Another time, (probably to keep me out the way), he left me to my own devices making vocal noises on a home-made echo-unit for what seemed like hours (nothing changes!) At other times we drew and painted planets and monsters. His favourite TV show was Dr. Who, which was a huge influence on me.

Evenings were spent experimenting with lights: the now common UV lamp, strobe, and projections of bubbling coloured oils. (During the 1970's, he created light-shows for bands in Brighton; a now sadly neglected and forgotten art-form in need of revival) The lights seemed to change reality somehow creating effects both strange and familiar as if I was being shown another aspect of things normally hidden by habitual perception. Similarly, the music also began to effect me. DD was particularly fond of The Pink Floyd (then fronted by Syd Barrett). Songs of gnomes, scarecrows and fairy-tales appealed, yet there was something extra in the sound itself: that voice seemed to shimmer like burnished copper; that throbbing organ (ooer!) and the scintillating glissando guitar swooping upward into the cosmos. The music seemed to call us away to another realm above the sky that is in fact home. I was also exposed to other bands: to Hendrix, the Move, Lothar and the Hand People. I heard an electrified voice on another song chanting hypnotically "Adapter! Adapter!" which I later discovered was Captain Beafheart's "Dropout Boogie."

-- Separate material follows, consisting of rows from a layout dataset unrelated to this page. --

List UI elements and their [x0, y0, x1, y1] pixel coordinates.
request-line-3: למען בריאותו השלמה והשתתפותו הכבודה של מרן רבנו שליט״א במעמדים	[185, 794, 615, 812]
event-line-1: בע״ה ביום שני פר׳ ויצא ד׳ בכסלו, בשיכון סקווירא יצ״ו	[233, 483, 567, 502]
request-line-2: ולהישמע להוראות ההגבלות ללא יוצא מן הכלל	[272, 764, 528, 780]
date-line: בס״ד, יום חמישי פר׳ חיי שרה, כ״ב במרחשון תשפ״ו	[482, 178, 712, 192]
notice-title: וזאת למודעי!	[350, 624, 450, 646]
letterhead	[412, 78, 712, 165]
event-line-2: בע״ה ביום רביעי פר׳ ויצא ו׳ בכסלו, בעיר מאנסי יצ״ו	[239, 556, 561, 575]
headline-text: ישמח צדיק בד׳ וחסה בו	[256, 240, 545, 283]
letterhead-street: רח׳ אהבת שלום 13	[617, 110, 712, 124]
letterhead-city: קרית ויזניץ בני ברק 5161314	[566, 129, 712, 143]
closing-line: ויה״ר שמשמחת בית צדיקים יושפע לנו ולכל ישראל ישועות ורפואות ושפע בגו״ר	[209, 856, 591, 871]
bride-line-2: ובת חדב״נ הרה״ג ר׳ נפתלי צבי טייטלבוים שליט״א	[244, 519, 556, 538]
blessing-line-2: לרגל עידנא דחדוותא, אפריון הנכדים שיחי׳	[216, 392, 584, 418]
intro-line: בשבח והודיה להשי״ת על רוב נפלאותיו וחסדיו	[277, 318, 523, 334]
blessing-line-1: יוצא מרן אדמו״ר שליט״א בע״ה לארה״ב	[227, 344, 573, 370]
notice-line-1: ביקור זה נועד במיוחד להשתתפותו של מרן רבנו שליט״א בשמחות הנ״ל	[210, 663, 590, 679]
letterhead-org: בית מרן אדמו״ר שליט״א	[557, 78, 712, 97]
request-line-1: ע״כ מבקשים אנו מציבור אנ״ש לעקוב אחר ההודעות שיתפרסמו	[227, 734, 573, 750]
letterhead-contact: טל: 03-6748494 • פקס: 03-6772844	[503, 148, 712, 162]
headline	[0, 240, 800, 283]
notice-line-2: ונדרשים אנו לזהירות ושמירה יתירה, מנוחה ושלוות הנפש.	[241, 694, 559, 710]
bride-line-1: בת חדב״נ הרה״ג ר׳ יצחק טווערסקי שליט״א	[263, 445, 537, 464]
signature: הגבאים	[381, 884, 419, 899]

Some of my uncle's inventions and firework projects were pretty dangerous! He made a cannon out of a piece of scaffolding filled with nuts, bolts and old valves which, when detonated, blew a hole in a park fence. He also constructed a gun that fired microwaves that burned a hole in a field behind the house! There was an old tree-stump in the yard that grandpa wanted rid of, so to save calling in the council we destroyed it with pickaxes, chisels, a blowlamp and home made bombs.

Another time my baby-rage was mobilised by DD and his friend Adrian and directed at poor grandpa's bike, (which he had left in the shed thinking it safe). "Dad's bike is bust, why don't you mend it?" said Adrian, handing me various tools for the purpose. The two teenagers edged me on with much hysterical laughter at my "handiwork." I wrecked a terrible destruction on that bike; grandpa was not amused! The clash between the two cultures was bitter at times: grandpa would complain about my uncle's long hair, about the smells, about young folk with bare feet, and of course about the music which he would put a stop to by pulling out the fuses in the understairs cupboard.

There were strange chemicals in the shed; was I the focus of fiendish experiments? More likely my developing neurones were overstimulated when, in 1968 I began experiencing hallucinations every night one month. Some were colourful and entertaining; others frightening such as writhing snakes appearing in the folds of my blankets. Most fear inspiring was a dark, pulsing shadowy mass emerging from a toy garage on top of the closet. It would come for me, swirling in the darkness growing to the rhythm of my beating heart only to vanish when my parents flicked on the light.

Enter Dr. Swashstika Pumpenicle: large and furrow-lobed psycho-boffin! Dr.P. "Das ist der classic Freudian situation: ze black shape emerges from the garage made by his grandfather which is the mother's womb from which vill kom an unknown being which will be a baby sister!"

Ahem! Yeah, and also linked was Icarus: a huge meteorite which some feared would strike the Earth plus a dim recognition of fear of the H-bomb in the minds of adults at that time.

Dr.P. "Ja, and there were also nightmares?"

I dreamt of a butcher's shop with a row of severed arms on hooks in the window a sinking feeling.

Dr.P. "Wunderbar! The castration theme associated with losing mother's love!"

This is getting very Woody Allen! It all ended one night when I Knew: this was it! Either I face "the Thing" or it would devour me. The hallucinations were particularly vivid yet I knew "It" was all part of my mind and I "told" it to go back into the garage, which it did. After that night no more visions! I may have got the idea from a Dr. Who episode "the Mind Robbers", in which they had to deny the reality of the creatures that they faced so that they could not be harmed. At any rate I had my own "bad trip" then.

(By the way I get on well with my sister now and am glad she exists!)